Last month the US Navy announced a significant update in their fervent and ongoing quest to outfit our entire fleet with a whole host of crazy, year “X” laser weapons: the guns actually work.
The first successful test of this trekkie-inspired hardware took place in early April off the coast of Central California when sailors using a laser gun mounted on a speed cruiser (what the Navy calls a “self-defense test ship” though the vessel formerly wore the name the USS Paul Foster) were able to successfully immolate a sacrificial schooner “while taking evasive action” in the middle of Pacific Ocean, as reported to the press by Rear Admiral Nevin Carr, chief of Naval Research.
And though the majority of details about our inauspicious arrival into the age of probable laser warfare remain classified, there is a video:
Captured by Navy scientists, the video shows the small test boat smoke and catch fire before eventually exploding in flames. The exact distance from which the test boat was fired upon is one of these things that will remain deep in the Navy vault for the time being, though Carr did tell FoxNews, “We’re talking miles, not yards.”
Navy representatives said of the event, “This is the first time a [high-energy-laser], at these power levels, has been put on a Navy ship, powered from that ship and used to defeat a target at-range in a maritime environment.”
Mechanized in a decidedly more than complex a fashion than merely a laser pointer on steroids, the gun, baptized the maritime laser demonstrator by Navy brass, was built in partnership with Northrop Grumman. The device concentrates 15 kilowatts of energy through a solid medium, in this case (and as is usually the case with solid state laser devices) some type of a crystal.
Though the idea of infinitely armed, zap ‘em into oblivion laser guns has been around basically since engineers started daydreaming, in recent years, this new breed of so called “directed energy” devices are finding powerful proponents in practically every arm of the military. The Army and Marines have plans to mount them on tanks and on drones and unmanned balloons.

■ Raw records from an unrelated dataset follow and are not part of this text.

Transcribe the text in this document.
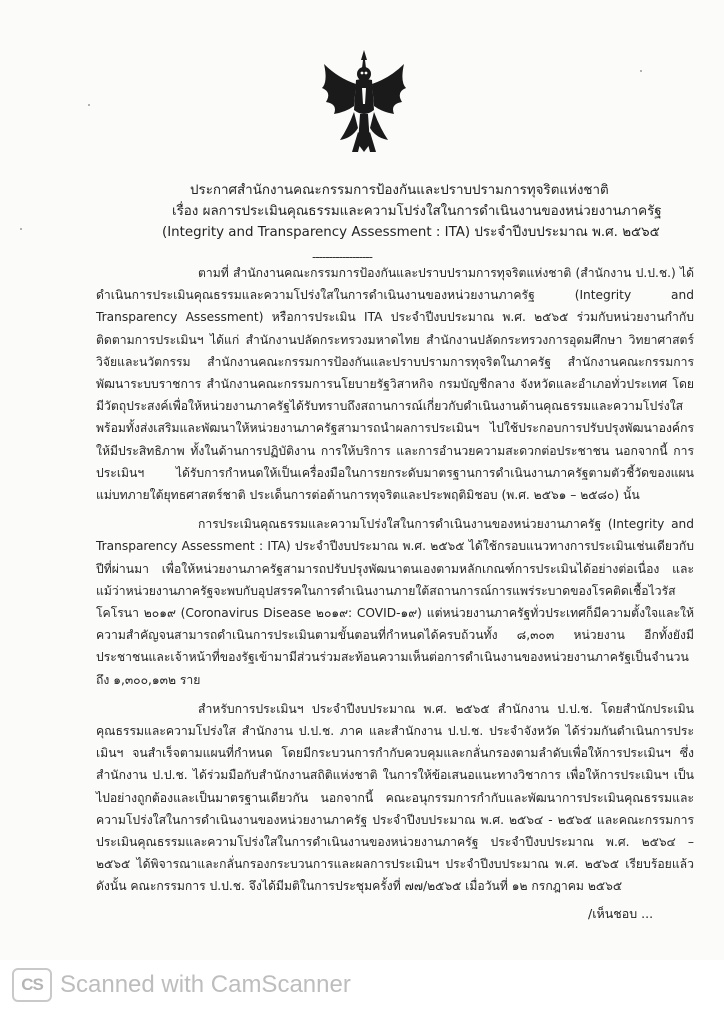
ประกาศสำนักงานคณะกรรมการป้องกันและปราบปรามการทุจริตแห่งชาติ
เรื่อง ผลการประเมินคุณธรรมและความโปร่งใสในการดำเนินงานของหน่วยงานภาครัฐ
(Integrity and Transparency Assessment : ITA) ประจำปีงบประมาณ พ.ศ. ๒๕๖๕
------------------

ตามที่ สำนักงานคณะกรรมการป้องกันและปราบปรามการทุจริตแห่งชาติ (สำนักงาน ป.ป.ช.) ได้ดำเนินการประเมินคุณธรรมและความโปร่งใสในการดำเนินงานของหน่วยงานภาครัฐ (Integrity and Transparency Assessment) หรือการประเมิน ITA ประจำปีงบประมาณ พ.ศ. ๒๕๖๕ ร่วมกับหน่วยงานกำกับติดตามการประเมินฯ ได้แก่ สำนักงานปลัดกระทรวงมหาดไทย สำนักงานปลัดกระทรวงการอุดมศึกษา วิทยาศาสตร์ วิจัยและนวัตกรรม สำนักงานคณะกรรมการป้องกันและปราบปรามการทุจริตในภาครัฐ สำนักงานคณะกรรมการพัฒนาระบบราชการ สำนักงานคณะกรรมการนโยบายรัฐวิสาหกิจ กรมบัญชีกลาง จังหวัดและอำเภอทั่วประเทศ โดยมีวัตถุประสงค์เพื่อให้หน่วยงานภาครัฐได้รับทราบถึงสถานการณ์เกี่ยวกับดำเนินงานด้านคุณธรรมและความโปร่งใส พร้อมทั้งส่งเสริมและพัฒนาให้หน่วยงานภาครัฐสามารถนำผลการประเมินฯ ไปใช้ประกอบการปรับปรุงพัฒนาองค์กรให้มีประสิทธิภาพ ทั้งในด้านการปฏิบัติงาน การให้บริการ และการอำนวยความสะดวกต่อประชาชน นอกจากนี้ การประเมินฯ ได้รับการกำหนดให้เป็นเครื่องมือในการยกระดับมาตรฐานการดำเนินงานภาครัฐตามตัวชี้วัดของแผนแม่บทภายใต้ยุทธศาสตร์ชาติ ประเด็นการต่อต้านการทุจริตและประพฤติมิชอบ (พ.ศ. ๒๕๖๑ – ๒๕๘๐) นั้น

การประเมินคุณธรรมและความโปร่งใสในการดำเนินงานของหน่วยงานภาครัฐ (Integrity and Transparency Assessment : ITA) ประจำปีงบประมาณ พ.ศ. ๒๕๖๕ ได้ใช้กรอบแนวทางการประเมินเช่นเดียวกับปีที่ผ่านมา เพื่อให้หน่วยงานภาครัฐสามารถปรับปรุงพัฒนาตนเองตามหลักเกณฑ์การประเมินได้อย่างต่อเนื่อง และแม้ว่าหน่วยงานภาครัฐจะพบกับอุปสรรคในการดำเนินงานภายใต้สถานการณ์การแพร่ระบาดของโรคติดเชื้อไวรัสโคโรนา ๒๐๑๙ (Coronavirus Disease ๒๐๑๙: COVID-๑๙) แต่หน่วยงานภาครัฐทั่วประเทศก็มีความตั้งใจและให้ความสำคัญจนสามารถดำเนินการประเมินตามขั้นตอนที่กำหนดได้ครบถ้วนทั้ง ๘,๓๐๓ หน่วยงาน อีกทั้งยังมีประชาชนและเจ้าหน้าที่ของรัฐเข้ามามีส่วนร่วมสะท้อนความเห็นต่อการดำเนินงานของหน่วยงานภาครัฐเป็นจำนวนถึง ๑,๓๐๐,๑๓๒ ราย

สำหรับการประเมินฯ ประจำปีงบประมาณ พ.ศ. ๒๕๖๕ สำนักงาน ป.ป.ช. โดยสำนักประเมินคุณธรรมและความโปร่งใส สำนักงาน ป.ป.ช. ภาค และสำนักงาน ป.ป.ช. ประจำจังหวัด ได้ร่วมกันดำเนินการประเมินฯ จนสำเร็จตามแผนที่กำหนด โดยมีกระบวนการกำกับควบคุมและกลั่นกรองตามลำดับเพื่อให้การประเมินฯ ซึ่งสำนักงาน ป.ป.ช. ได้ร่วมมือกับสำนักงานสถิติแห่งชาติ ในการให้ข้อเสนอแนะทางวิชาการ เพื่อให้การประเมินฯ เป็นไปอย่างถูกต้องและเป็นมาตรฐานเดียวกัน นอกจากนี้ คณะอนุกรรมการกำกับและพัฒนาการประเมินคุณธรรมและความโปร่งใสในการดำเนินงานของหน่วยงานภาครัฐ ประจำปีงบประมาณ พ.ศ. ๒๕๖๔ - ๒๕๖๕ และคณะกรรมการประเมินคุณธรรมและความโปร่งใสในการดำเนินงานของหน่วยงานภาครัฐ ประจำปีงบประมาณ พ.ศ. ๒๕๖๔ – ๒๕๖๕ ได้พิจารณาและกลั่นกรองกระบวนการและผลการประเมินฯ ประจำปีงบประมาณ พ.ศ. ๒๕๖๕ เรียบร้อยแล้ว ดังนั้น คณะกรรมการ ป.ป.ช. จึงได้มีมติในการประชุมครั้งที่ ๗๗/๒๕๖๕ เมื่อวันที่ ๑๒ กรกฎาคม ๒๕๖๕

/เห็นชอบ ...
CS Scanned with CamScanner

And perhaps giving us a more complete understanding of what the Navy means when it calls these “directed energy” weapons is the Navy’s so-called “rail gun” which Guns.com told you about last fall. This “gun” routes an electomagnetic current to propel a non-explosive bullet at several times the speed of sound. This system, along with the various other laser gizmos currently in development by our military, round out the latest motif in an ages long narrative about throwing something at something.
For his own part, Carr stressed at the news conference that the Navy’s research apparatus is putting a lot of energy into lasers and believe devices like this will become genuine military innovations in the near future, particularly now that they’re coasting off the momentum from this successful test.
Carr reported that to begin looking at these lasers as short to mid range defense systems, they would “need to get up to hundreds of kilowatts”—and this moment the seadogs are working on just such a gun.
The prototype laser, called a free-electron laser or FEL, does not use a solid medium like its boat sinking cousin (reportedly making it more versatile because it does not have a fixed wavelength and subsequently user friendly). When tested back in February, it blew a whopping 500 kilovolts of energy threw a supercharged electron beam, easily surpassing the kilowatt butter zone for missile defense.
But these guys are still a ways off from seeing action, mostly because it takes the small village to power them. Officials expect to release the first class of megawatt weapons in the 2020s.